MINGENEW locals are concerned they do not have enough access to information regarding a mining company's plans to tap into a local aquifer.
Nineteen locals turned out to a meeting last Tuesday to discuss Karara Mining Limited's (KML) application for the remaining water allocation from the Parmelia-Leederville aquifer.
Department of Water (DoW) were on hand to clarify issues arising from the interim response to public submissions on the application for 5.3 gigalitres of water.
The main community concerns were the use of potable water for "washing rocks," responsibility for water monitoring and rectification of any associated problems, constraints on future development and the precedent set if the application was approved.
The DoW was represented by acting Mid West Gascoyne regional manager Adam Maskew, acting regional management water information director Liz Weston, acting water licensing branch manager John Connolly and acting water licensing program manager Katherine Bozanich.
Local farmer Aiden Obst said he was staggered an application in the world's driest continent to use drinking water for mining had got to first base.

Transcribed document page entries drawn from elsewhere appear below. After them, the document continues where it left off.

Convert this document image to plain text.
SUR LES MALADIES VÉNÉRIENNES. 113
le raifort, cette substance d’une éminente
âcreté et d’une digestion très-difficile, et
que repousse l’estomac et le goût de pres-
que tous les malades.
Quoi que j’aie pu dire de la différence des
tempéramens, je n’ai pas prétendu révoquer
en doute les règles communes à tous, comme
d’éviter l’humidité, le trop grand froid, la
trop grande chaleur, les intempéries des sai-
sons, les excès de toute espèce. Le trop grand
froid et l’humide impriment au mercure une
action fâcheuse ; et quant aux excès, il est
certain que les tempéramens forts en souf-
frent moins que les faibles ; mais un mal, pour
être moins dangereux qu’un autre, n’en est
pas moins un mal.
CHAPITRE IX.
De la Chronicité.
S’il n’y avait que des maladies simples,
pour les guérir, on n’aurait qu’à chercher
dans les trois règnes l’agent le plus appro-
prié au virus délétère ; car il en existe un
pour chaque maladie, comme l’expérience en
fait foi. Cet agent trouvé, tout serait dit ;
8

"We can grow food with this but it is being used to wash rocks," Mr Obst said.
"I wouldn't be here if it wasn't potable and all the talk we get from bureaucracy about the tests is immaterial.
"It's just too much spin."
Mr Maskew said the licensing framework allowed for each application to be considered on its merits and although some saline local aquifers were suitable for part of KML's operations, they needed sufficient high quality water for other processing.
Another local, Peter Mills said there was lots of good water on his 4000 hectare farm but it was very shallow and would be affected by lower water levels.
Mr Connolly said appropriate monitoring would be put in place to allow any problems to be picked up in the early stages and KML would be responsible for collecting data used to identify issues.
"Karara have the responsibility to do it, we do components of it and we audit components of it," Mr Connolly said.
Mr Maskew said the DoW was doing hydrochemical analyses to establish whether water crossed from one side of the Urella fault to the other and quarterly monitoring should be sufficient to pick up seasonal as well as annual changes, depending on the location of bores.
"It's up to the DoW as independent referee to ensure the existing users are protected," Mr Maskew said.
"If they do become impacted upon, the way it will be addressed will be negotiated."
Local Kate Mills said the meeting should have been held 18 months ago, not six weeks before the licence.
"This was sprung on us in October and we're talking about not being far away from maybe having something happen, yet we don't have a lot of information," Ms Mills said.
"I will only be able to make the decision by June if I get the information I require to make it," Mr Maskew said in response.
Greenoil Tree Nursery's Ian Pulbrook said the meeting was "a waste of space" and he did not expect anything to change because of it.
"It shows there is a need for change as they are still working with the 1914 Act and can't deal with the need for water and climate change," Mr Pulbrook said.
"I'm a staunch Liberal supporter but I'll never vote Liberal again in my life.
"We're not getting any infrastructure our way as it's all going to mining and there are no benefits for us."
Mr Pulbrook said his business had to take advantage of economies of scale to remain viable, but if the application went through, he could not expand and grow.
He said the DoW records on which decisions were based were not always right as his property was shown as being under the Yarragadee aquifer when it was under the Parmelia-Leederville aquifer.
"The DoW doesn't have the money to do its own research and KML has cherry-picked the parts they want to support their application," Mr Pulbrook said.
The DoW's final statement of response is expected around June.
He said KML has split the community as it had paid landowners a lot of money for access to land to get pipeline through and the KML camp in nearby Three Springs was already causing locals to lose business.
Mingenew shire CEO Ian Fitzgerald said the council had not made a decision as to its position on the application.